Hu la ba ba la chou ba la ba ba la da.

Le Mufti revient, avec son turban de cérémonie qui est d’une grosseur démesurée, garni de bougies allumées, à quatre ou cinq rangs.

Deux Derviches l’accompagnent, avec des bonnets pointus garnis aussi de bougies allumées, portant l’Alcoran : les deux autres Derviches amènent le Bourgeois, qui est tout épouvanté de cette cérémonie, et le font mettre à genoux le dos tourné au Mufti, puis, le faisant incliner jusques à mettre ses mains par terre, ils lui mettent l’Alcoran sur le dos, et le font servir de pupitre au Mufti, qui fait une invocation burlesque, fronçant le sourcil, et ouvrant la bouche, sans dire mot ; puis parlant avec véhémence, tantôt radoucissant sa voix, tantôt la poussant d’un enthousiasme à faire trembler, en se poussant les côtes avec les mains, comme pour faire sortir ses paroles, frappant quelquefois les mains sur l’Alcoran, et tournant les feuillets avec précipitation, et finit enfin en levant les bras, et criant à haute voix : Hou.

Pendant cette invocation, les Turcs assistants chantent Hou, hou, hou, s’inclinant à trois reprises, puis se relèvent de même à trois reprises, en chantant Hou, hou, hou, et continuant alternativement pendant toute l’invocation du Mufti.

Après que l’invocation est finie, les Derviches ôtent l’Alcoran de dessus le dos du Bourgeois, qui crie Ouf, parce qu’il est las d’avoir été longtemps en cette posture, puis ils se relèvent.

Le Mufti s’adressant au Bourgeois.
Ti non star furba ?

Les Turcs
No, no, no.

Le Mufti
Non star forfanta ?

Les Turcs
No, no, no.

Le Mufti aux Turcs.
Donar turbanta. Donar turbanta.
Et s’en va.

Les Turcs répètent tout ce que dit le Mufti, et donnent en dansant et en chantant, le turban au Bourgeois.

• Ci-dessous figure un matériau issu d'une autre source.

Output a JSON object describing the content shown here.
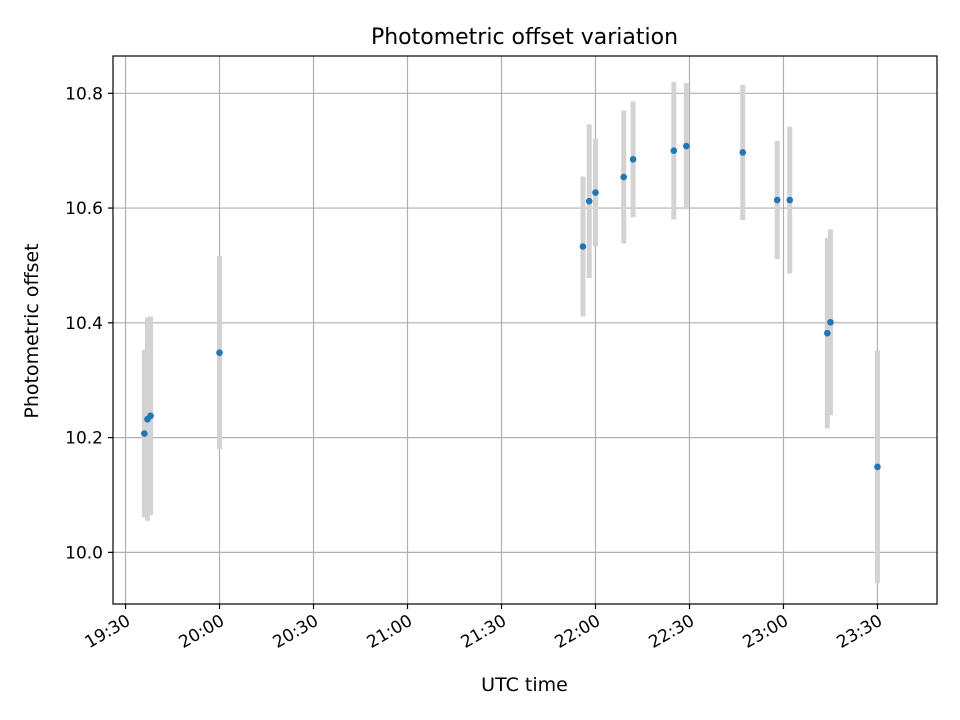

Le Mufti revient et donne le sabre au Bourgeois.
Ti star nobile, non star fabola.
Pigliar schiabola.

Puis il se retire.

Les Turcs répètent les mêmes mots, mettant tous le sabre à la main ; et six d’entre eux dansent autour du Bourgeois auquel ils feignent de donner plusieurs coups de sabre.

Le Mufti revient, et commande aux Turcs de bâtonner le Bourgeois, et chante ces paroles.
Dara, dara, bastonara, bastonara, bastonara.

Puis il se retire.

Les Turcs répètent les mêmes paroles, et donnent au Bourgeois plusieurs coups de bâton en cadence.

Le Mufti revient et chante.
Non tener honta :
Questa star l’ultima affronta.

Les Turcs répètent les mêmes vers.

Le Mufti, au son de tous les instruments, recommence une invocation, appuyé sur ses Derviches : après toutes les fatigues de cette cérémonie, les Derviches le soutiennent par-dessous les bras avec respect, et tous les Turcs sautant dansant et chantant autour du Mufti, se retirent au son de plusieurs instruments à la turque.